Depending on the outcome of reviewing and grading benchmark check examples, a series of recommendations may be shown. Stitch configuration settings can be updated directly in the benchmark check.
How does Amperity choose which records are available for grading?
Amperity uses stratified random sampling to select the examples. A fresh set of examples is generated during each Stitch run.
All clusters (or groups of clusters) that are flagged by the check are collected.
For example, with the Amperity IDs with many surnames check, all clusters with more than 3 surnames are collected.
A rules-based approach is used to determine which of these clusters are likely to be “good” identity decisions and which are likely to be “poor” identity decisions.
The percentage of clusters that are likely to be “good” identity decisions and the percentage likely to be “poor” identity decisions are identified.
For example: 70% good, 30% poor.
10 examples are selected at random using the same rate of “good” and “poor” clusters.
For example, 7 records will represent “good” identity decisions and 3 records will represent “poor”.
Amperity will make a recommendation for when to rate each example as “good”, but cannot identify without input which examples in the random sample represent “good” or “poor” identity decisions.
Revisit benchmarks¶
You should revisit benchmark scores on a regular basis. The frequency is determined by the current state of your tenant. For example:
A newly-configured tenant should have benchmark scores reviewed after every Stitch run. Reduce the frequency when you are satisfied with each benchmark score.
Review benchmark scores after adding a data source that contains customer profile data that is used with identity resolution.

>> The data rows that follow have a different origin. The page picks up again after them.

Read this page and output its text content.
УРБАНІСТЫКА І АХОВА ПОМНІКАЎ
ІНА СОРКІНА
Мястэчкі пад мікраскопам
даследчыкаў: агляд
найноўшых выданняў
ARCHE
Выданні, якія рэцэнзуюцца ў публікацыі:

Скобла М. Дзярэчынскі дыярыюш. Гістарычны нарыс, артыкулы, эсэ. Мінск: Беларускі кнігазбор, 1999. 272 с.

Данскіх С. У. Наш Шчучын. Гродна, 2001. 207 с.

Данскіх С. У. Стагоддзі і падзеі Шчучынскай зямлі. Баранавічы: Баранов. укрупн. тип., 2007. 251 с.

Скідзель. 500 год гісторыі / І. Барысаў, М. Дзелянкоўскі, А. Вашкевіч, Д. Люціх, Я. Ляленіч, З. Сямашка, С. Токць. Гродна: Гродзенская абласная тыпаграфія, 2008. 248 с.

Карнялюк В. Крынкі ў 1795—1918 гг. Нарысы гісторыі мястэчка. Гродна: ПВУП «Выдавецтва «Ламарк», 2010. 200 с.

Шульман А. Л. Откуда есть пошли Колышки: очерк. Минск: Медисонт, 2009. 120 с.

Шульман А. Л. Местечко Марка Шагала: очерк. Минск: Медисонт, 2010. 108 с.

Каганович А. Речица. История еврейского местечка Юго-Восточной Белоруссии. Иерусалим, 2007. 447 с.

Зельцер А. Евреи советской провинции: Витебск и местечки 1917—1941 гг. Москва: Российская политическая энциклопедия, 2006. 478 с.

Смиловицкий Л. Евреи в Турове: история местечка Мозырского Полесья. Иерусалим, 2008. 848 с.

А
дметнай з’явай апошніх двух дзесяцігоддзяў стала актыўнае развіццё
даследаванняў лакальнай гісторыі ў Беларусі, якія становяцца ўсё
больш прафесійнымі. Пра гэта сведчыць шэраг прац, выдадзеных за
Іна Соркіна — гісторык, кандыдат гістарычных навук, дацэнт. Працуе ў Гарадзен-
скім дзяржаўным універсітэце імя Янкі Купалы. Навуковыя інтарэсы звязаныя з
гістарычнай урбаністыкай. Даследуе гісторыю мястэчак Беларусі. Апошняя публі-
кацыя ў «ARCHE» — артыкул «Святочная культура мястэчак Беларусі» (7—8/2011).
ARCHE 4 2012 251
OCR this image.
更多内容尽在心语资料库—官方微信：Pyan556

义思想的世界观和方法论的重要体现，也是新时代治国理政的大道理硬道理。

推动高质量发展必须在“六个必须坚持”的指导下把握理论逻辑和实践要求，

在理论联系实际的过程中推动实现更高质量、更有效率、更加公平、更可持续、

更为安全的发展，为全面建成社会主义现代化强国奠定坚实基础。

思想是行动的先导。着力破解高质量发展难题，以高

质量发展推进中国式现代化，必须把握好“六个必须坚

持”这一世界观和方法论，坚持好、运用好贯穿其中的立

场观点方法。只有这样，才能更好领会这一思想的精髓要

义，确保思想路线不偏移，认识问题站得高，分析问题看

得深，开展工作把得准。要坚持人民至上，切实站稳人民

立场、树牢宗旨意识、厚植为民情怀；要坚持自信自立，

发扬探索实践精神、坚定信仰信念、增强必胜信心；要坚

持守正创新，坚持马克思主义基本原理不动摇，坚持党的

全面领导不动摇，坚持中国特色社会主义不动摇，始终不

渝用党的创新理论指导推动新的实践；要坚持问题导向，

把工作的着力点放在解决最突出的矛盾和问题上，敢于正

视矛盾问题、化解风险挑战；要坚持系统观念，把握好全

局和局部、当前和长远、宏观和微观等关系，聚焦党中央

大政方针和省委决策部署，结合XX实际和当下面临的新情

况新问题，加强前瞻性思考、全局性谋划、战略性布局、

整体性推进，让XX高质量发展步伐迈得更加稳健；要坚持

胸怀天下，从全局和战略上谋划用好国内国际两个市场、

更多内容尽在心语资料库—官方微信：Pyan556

On a production tenant with consistent data sources you may revisit benchmark scores less frequently.
Benchmark categories¶
The following sections list benchmark checks by category:
Overclustering¶
An overcluster, or a false positive, occurs when distinct records are incorrectly added to a cluster of records. Each overcluster affects the precision of identity resolution and should be investigated to understand why it occurred.
Stitch benchmark checks for overclustering evaluate situations where records that likely belong to two or more individuals end up being assigned the same Amperity ID. This can occur when records with mostly different personally identifiable information (PII) are connected by a foreign key or by a small set of matching PII.
Many given names¶
The Amperity IDs with many given names benchmark computes the percentage of Amperity IDs with more than three given names.
A larger percentage implies that too many given names are being associated with the same Amperity ID at a higher-than-expected frequency.
Many postal codes¶
The Amperity IDs with many postal codes benchmark computes the percentage of Amperity IDs with more than five postal codes.
A larger percentage implies that too many postal codes are being associated with the same Amperity ID at a higher-than-expected frequency.
Many surnames¶
The Amperity IDs with many surnames benchmark computes the percentage of Amperity IDs with more than three surnames.
A larger percentage implies that too many surnames are being associated with the same Amperity ID at a higher-than-expected frequency.
Underclustering¶
An undercluster, or a false negative, occurs when distinct records are incorrectly split from a cluster of records. Each undercluster affects the precision of identity resolution and should be investigated to understand why it occurred.
Stitch benchmark checks for underclustering evaluate situations where records that likely belong to the same individual end up being assigned different Amperity IDs. This can occur when records with similar personally identifiable information (PII) are separated by a separation key or by a small set of mis-matching PII.